Amit Bhuta has been living in South Florida for over 40 years after moving with his family from Mumbai, India.

Jan 24 4 minutes read

Amit Bhuta - ONE Sotheby's International Realty


One of my favorite parts of my vacations is the day I am flying back into Miami. Although there are so many beautiful places in the world, I never get tired of flying into Miami International Airport and getting a much better than drone photo of South Florida. The beaches, the landscaping, and the REAL ESTATE.

It seems like so many people want to own a piece of where I am blessed to live. Whether it's to live here, have a second home here, or just to invest, Miami is hot! No matter how the real estate market is, there will always be plenty of investors.

The most common and basic question an investor wants to know is what would the return on investment (ROI) for this property work out to. The answer to this question can be very complicated, but it shouldn't be. A friend of mine in the industry, David Schoenbrun, does a great job of teaching people a very easy way to calculate this. Below is his explanation.

There are different ways to calculate ROI depending upon the investment. Let's keep it simple with a single rental property. First, you need to find out how much you will make from the rent per year. Multiply the rent amount of $2,200 by12 months and you will make $26,400 a year in rent.
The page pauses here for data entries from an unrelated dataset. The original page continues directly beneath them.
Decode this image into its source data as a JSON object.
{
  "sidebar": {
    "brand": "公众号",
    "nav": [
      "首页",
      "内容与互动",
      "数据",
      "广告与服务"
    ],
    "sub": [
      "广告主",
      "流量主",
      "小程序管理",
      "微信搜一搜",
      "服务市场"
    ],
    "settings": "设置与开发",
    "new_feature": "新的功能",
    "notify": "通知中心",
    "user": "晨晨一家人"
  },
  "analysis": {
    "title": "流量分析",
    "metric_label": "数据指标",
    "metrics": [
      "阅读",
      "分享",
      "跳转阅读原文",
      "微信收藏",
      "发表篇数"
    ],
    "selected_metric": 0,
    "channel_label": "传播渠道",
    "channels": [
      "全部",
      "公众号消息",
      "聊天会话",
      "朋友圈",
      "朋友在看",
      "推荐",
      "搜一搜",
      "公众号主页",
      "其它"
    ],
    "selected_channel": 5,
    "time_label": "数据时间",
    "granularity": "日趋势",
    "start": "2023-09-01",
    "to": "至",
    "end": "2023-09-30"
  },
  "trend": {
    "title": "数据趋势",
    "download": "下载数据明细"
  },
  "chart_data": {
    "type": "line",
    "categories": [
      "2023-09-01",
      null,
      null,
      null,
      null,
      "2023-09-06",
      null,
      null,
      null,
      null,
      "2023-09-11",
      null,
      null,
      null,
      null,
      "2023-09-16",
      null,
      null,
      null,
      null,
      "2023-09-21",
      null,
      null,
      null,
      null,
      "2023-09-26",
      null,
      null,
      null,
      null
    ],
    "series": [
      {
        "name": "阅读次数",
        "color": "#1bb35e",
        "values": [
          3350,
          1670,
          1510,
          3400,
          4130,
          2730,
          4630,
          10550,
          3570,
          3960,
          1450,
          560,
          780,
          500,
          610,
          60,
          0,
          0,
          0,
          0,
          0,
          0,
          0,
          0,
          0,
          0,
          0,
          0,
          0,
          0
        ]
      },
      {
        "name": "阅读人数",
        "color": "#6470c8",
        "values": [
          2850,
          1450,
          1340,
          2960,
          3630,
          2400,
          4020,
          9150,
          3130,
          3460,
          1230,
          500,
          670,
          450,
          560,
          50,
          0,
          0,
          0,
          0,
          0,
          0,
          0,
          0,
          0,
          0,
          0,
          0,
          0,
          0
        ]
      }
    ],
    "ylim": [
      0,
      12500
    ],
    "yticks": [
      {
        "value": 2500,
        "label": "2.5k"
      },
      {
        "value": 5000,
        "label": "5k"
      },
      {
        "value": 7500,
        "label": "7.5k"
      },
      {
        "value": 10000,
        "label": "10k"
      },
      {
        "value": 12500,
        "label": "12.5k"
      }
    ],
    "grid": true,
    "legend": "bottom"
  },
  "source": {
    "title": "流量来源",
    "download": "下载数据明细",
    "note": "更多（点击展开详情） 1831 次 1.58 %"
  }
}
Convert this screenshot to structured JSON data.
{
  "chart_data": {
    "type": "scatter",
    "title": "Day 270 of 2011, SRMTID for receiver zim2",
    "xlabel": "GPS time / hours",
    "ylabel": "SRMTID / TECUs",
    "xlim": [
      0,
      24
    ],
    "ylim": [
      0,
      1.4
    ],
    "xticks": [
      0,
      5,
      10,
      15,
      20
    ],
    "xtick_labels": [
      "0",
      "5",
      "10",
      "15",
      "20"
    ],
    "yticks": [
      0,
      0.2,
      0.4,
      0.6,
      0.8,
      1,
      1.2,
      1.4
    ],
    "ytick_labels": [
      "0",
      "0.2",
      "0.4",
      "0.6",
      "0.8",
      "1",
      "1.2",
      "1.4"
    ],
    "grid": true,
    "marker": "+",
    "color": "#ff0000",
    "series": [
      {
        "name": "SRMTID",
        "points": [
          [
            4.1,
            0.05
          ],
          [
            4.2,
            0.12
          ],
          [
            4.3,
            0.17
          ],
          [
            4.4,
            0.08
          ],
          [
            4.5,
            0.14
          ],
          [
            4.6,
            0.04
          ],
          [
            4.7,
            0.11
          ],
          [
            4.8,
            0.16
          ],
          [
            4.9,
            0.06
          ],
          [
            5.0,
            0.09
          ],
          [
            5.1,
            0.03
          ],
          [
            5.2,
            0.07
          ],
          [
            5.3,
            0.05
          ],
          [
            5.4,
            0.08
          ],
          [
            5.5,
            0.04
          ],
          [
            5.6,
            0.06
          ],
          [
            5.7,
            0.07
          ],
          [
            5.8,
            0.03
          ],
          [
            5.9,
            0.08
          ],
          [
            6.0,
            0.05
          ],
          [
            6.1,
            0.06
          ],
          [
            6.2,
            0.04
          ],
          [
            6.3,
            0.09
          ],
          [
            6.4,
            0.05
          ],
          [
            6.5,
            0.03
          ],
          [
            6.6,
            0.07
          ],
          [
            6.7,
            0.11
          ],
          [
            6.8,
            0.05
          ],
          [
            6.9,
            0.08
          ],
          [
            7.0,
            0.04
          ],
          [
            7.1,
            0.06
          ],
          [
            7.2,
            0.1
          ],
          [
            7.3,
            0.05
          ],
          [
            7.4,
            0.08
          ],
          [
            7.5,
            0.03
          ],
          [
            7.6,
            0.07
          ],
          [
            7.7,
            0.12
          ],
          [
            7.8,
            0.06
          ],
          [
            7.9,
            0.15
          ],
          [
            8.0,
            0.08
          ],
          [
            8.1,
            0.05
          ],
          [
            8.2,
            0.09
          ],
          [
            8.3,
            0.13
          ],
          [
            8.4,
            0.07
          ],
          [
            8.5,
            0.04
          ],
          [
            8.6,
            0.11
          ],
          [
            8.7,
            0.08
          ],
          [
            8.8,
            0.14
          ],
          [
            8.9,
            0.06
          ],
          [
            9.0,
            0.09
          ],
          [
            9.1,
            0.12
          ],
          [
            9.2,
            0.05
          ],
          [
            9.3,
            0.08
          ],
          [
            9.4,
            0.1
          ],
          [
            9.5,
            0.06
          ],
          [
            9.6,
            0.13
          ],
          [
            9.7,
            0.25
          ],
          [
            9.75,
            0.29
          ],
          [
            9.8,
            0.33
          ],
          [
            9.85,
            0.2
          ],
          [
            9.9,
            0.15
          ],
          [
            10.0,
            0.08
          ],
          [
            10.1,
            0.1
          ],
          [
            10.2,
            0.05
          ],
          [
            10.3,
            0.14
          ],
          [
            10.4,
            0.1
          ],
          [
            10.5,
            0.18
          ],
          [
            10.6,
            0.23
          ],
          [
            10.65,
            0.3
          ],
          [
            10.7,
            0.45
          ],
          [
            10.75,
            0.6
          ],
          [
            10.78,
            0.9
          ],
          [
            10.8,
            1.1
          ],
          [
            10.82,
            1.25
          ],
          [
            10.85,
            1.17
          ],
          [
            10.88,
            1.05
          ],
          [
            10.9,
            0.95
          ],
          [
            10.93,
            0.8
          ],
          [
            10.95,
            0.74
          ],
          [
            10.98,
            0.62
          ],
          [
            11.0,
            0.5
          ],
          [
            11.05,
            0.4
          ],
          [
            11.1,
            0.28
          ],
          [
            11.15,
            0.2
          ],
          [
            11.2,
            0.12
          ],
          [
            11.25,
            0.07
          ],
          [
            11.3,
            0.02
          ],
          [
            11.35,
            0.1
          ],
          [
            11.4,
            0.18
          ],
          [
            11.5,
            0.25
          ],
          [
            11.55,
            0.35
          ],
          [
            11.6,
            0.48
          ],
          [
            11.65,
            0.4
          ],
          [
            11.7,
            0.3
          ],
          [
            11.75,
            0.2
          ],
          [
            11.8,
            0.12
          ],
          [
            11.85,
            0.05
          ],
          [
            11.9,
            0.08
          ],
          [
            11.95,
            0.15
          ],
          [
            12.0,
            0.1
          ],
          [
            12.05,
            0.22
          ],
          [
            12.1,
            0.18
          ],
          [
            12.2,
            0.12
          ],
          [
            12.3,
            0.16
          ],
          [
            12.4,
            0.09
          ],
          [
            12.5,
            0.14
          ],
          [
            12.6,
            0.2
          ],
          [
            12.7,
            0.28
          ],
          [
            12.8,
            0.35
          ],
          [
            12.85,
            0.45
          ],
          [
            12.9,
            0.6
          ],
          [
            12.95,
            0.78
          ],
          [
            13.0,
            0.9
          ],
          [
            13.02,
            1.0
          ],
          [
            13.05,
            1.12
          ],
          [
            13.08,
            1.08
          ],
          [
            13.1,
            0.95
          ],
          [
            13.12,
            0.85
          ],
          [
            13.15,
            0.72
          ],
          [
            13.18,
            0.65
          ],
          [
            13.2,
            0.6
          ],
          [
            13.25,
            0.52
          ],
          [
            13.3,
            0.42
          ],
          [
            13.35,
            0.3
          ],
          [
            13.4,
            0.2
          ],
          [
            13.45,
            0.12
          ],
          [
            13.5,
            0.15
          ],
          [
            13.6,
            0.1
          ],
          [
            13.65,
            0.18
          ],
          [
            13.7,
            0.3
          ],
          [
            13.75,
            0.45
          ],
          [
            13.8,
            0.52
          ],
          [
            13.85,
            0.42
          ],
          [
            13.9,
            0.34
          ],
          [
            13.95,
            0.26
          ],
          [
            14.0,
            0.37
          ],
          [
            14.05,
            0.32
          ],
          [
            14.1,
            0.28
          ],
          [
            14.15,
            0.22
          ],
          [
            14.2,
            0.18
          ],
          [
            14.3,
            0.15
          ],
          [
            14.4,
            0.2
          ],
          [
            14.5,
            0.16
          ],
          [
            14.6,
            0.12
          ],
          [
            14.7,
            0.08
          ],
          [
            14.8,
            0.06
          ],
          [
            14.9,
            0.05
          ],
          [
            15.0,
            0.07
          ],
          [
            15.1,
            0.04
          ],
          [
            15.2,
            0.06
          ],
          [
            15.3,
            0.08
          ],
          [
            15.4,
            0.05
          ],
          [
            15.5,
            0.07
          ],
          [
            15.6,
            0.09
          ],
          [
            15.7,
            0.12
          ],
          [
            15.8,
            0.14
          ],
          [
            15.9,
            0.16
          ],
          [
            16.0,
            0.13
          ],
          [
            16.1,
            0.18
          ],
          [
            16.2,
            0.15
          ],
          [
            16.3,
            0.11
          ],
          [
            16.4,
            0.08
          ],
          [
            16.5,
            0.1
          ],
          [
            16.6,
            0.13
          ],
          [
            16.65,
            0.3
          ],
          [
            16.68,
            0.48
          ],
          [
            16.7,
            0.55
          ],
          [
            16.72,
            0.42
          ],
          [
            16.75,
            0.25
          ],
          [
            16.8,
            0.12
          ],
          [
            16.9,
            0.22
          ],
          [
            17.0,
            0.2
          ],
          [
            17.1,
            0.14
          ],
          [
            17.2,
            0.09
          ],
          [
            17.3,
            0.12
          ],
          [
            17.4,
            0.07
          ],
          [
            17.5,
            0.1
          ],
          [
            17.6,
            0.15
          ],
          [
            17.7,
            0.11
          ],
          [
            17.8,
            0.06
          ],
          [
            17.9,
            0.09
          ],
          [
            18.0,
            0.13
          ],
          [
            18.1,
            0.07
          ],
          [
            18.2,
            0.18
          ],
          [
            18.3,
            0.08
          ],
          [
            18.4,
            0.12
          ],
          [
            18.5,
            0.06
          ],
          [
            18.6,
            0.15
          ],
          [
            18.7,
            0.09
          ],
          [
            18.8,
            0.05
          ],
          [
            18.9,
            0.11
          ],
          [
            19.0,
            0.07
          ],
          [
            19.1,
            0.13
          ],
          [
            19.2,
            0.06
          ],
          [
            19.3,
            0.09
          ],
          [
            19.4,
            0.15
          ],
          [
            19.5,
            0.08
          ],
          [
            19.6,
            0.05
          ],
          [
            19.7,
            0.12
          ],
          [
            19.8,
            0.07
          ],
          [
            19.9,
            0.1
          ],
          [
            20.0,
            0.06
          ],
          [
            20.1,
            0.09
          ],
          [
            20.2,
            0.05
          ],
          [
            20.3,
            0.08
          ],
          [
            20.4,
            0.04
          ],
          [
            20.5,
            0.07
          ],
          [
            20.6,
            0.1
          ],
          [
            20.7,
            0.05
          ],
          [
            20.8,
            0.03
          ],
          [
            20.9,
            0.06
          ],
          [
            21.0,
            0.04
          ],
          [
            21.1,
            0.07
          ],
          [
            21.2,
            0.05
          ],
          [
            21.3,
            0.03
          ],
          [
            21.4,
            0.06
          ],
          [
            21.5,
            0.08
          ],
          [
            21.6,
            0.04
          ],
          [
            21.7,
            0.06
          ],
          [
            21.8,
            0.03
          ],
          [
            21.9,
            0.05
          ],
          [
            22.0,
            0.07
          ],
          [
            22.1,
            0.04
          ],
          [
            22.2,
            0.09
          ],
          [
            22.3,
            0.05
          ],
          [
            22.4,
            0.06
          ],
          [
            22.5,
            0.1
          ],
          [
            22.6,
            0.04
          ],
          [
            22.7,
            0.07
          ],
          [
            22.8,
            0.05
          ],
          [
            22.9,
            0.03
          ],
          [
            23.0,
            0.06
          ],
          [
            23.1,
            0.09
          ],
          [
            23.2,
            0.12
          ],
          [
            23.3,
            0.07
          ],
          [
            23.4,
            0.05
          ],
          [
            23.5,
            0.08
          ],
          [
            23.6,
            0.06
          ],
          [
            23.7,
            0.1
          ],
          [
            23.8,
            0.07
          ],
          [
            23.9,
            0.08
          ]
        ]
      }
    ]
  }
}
Now add up all the investment related expenses related to the property.

Let's say you find a great investment property asking $150,000. If you purchase with a 20% down payment of $30,000. Let’s assume your mortgage of $120,000 is fixed for 30 years at a 5 percent interest rate.

Now let's also assume you have a positive cash flow of $250 per month which works out to $3,000 per year. So your cash on cash investment is $3,000 divided by $30,000 (your initial investment) which equals .10 or what we like to say 10%!

Let’s take our example above and assume that we plan to sell it in five years with an average annual appreciation rate of 4% per year. After five years our $150,000 property would be worth $182,498, and our mortgage balance would be $111,665. Let’s also assume that our selling expenses total 5% of the sales price, or $9,125.

Using the figures above, our net sales proceeds from the sale of the property in five years would be $61,708 ($182,498 – $111,665 – $9,125). Additionally, our before tax cash flow after five years would total $15,000. This is based on zero rent increases. Now the formula looks like this: Total Return on Investment = ($15,000 + $61,708 – $30,000) / $30,000 = 156%

This is a basic version of figuring out what kind of Return on Investment to expect for an investor who is buying a rental property.